The emergence of the systems approach has its origin in the inability of science to deal with complex problems. The scientific method, based on reductionism, repeatability and refutation, is unable to very complex phenomena for several reasons:

  • 1.

    The number of variables that interact is greater that which occur and control in the scientific method, so it is not possible to carry out real experiments;

  • 2.

    The possibility of those unknown factors influencing observations is much higher;

  • 3.

    As a result, the quantitative approach is limited because it only considers the existence of objectively measurable elements.

Thus, the phenomenomena of complexity is especially evident in social sciences since a large number of factors, economic, human, technological and natural are extremely interlinked. In this case the difficulty is multiplied by the impossibility to carry out experiments and the intervention itself of man as subject and object (rational and free) research.

So, most of the problems with those who treat social sciences are evaluation, management, organization, planning, control, problem-solving and decision-making. Currently these problems arise at any time as hospitality, is the Administration, industry, economy, defense, health, education, among others.

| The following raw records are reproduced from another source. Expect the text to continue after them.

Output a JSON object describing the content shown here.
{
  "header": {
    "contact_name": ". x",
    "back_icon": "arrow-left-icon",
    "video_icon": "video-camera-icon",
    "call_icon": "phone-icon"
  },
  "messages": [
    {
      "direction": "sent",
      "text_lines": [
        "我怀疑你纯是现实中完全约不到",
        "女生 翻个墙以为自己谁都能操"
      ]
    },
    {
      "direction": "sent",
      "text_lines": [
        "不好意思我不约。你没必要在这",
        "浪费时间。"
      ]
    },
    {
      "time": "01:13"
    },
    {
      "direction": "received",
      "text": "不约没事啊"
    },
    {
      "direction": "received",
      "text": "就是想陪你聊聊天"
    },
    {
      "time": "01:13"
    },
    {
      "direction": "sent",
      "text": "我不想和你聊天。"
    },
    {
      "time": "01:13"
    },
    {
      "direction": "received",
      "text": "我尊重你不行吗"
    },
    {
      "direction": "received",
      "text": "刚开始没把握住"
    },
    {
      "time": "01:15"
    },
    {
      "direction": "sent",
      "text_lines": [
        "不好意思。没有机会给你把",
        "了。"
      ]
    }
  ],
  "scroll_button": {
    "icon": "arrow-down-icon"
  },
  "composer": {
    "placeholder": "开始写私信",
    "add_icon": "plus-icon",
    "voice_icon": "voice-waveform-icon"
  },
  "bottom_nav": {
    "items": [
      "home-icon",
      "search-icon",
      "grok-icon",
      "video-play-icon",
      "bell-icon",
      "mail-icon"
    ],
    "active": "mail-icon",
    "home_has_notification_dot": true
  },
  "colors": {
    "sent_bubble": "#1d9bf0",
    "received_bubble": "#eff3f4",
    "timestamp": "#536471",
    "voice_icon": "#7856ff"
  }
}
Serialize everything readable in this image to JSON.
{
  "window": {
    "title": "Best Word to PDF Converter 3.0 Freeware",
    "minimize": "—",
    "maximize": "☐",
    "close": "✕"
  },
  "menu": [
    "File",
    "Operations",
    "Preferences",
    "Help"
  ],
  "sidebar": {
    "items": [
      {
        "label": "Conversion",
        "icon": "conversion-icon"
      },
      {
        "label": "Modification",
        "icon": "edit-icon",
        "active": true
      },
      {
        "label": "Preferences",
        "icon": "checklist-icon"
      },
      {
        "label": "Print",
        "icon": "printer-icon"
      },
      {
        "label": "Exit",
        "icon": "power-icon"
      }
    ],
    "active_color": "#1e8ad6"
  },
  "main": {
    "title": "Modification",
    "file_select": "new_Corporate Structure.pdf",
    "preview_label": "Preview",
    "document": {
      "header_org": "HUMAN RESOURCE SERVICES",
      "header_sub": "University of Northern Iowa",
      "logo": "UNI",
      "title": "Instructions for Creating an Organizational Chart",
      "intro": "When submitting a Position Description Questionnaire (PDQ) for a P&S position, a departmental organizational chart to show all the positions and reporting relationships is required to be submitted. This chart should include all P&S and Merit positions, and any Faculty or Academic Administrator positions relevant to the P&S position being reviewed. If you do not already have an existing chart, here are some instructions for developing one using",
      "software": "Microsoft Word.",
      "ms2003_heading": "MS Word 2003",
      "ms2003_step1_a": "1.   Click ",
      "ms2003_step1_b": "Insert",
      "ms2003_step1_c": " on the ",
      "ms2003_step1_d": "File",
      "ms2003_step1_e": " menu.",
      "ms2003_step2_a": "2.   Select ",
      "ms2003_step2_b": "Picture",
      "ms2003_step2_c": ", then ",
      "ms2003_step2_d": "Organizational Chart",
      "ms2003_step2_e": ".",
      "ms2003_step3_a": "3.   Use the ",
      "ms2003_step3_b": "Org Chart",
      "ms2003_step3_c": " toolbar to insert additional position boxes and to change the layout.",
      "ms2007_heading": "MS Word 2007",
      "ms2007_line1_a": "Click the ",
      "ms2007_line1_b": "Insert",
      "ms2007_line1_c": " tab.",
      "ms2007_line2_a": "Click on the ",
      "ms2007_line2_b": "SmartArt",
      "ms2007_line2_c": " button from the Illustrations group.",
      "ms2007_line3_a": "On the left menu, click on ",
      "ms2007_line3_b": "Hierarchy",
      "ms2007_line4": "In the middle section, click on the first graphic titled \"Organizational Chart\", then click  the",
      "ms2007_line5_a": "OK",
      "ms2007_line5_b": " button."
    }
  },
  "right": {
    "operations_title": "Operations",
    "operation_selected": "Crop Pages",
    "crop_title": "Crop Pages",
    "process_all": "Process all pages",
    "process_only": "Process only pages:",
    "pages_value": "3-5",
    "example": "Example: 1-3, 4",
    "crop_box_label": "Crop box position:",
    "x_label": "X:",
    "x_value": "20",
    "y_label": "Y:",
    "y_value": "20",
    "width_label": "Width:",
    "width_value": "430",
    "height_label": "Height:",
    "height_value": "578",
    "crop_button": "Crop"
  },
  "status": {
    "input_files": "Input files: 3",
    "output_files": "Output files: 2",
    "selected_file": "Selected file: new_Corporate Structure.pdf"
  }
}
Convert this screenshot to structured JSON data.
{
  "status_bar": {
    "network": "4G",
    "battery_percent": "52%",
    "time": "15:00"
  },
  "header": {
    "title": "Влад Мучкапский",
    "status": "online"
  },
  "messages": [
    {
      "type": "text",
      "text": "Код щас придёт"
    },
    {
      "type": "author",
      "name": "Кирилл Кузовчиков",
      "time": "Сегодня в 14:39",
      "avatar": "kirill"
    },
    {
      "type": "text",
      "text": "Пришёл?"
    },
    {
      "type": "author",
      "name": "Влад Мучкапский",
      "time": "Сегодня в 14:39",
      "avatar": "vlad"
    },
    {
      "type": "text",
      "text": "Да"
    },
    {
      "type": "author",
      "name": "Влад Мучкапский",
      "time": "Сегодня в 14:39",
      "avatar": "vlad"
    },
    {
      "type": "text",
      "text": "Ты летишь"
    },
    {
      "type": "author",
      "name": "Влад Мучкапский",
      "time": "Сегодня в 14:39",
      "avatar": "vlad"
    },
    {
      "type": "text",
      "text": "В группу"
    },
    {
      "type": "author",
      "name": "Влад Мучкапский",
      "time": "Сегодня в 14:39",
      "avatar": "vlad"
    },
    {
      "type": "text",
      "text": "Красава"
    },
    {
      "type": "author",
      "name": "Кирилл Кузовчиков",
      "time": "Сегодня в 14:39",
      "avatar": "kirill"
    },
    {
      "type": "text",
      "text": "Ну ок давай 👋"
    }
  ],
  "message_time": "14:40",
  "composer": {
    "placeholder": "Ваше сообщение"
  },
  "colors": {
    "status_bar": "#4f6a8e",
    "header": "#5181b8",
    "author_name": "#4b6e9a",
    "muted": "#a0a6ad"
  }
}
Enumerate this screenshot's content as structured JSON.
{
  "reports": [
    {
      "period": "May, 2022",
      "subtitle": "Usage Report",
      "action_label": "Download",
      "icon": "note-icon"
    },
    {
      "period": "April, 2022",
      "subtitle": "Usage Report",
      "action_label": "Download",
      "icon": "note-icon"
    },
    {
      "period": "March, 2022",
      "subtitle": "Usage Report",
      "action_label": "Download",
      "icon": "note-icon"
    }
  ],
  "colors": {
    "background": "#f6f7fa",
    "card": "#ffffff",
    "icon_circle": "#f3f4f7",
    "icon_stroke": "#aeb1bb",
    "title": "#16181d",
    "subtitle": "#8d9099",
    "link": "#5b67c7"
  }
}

Thus, the systems approach appears to address the problem of complexity through a way of thinking based on the whole and their properties that complete the scientific reductionism.

In this way, the SGT is aimed at discovering the so-called isomorphisms (from Greek iso-morphs: Similarly) in different levels of reality that allow:

  • To use the same terms and concepts to describe essential features of very different systems, as well as to find general laws applicable to the understanding of their dynamics.

  • Encourage the formalization of the descriptions of reality to allow the modeling of the interpretations that will make it.

  • Facilitate theoretical development in fields in which it is difficult to abstraction of the object; or by its complexity, its historicity, i.e. by its unique character. Historical systems are equipped with memory, and no one can understand them without knowing and take into account their particular path at the time.

  • Overcome the opposition between the two approaches to knowledge of the reality: the analytical, based on reduction and the systemic operations, based on the composition.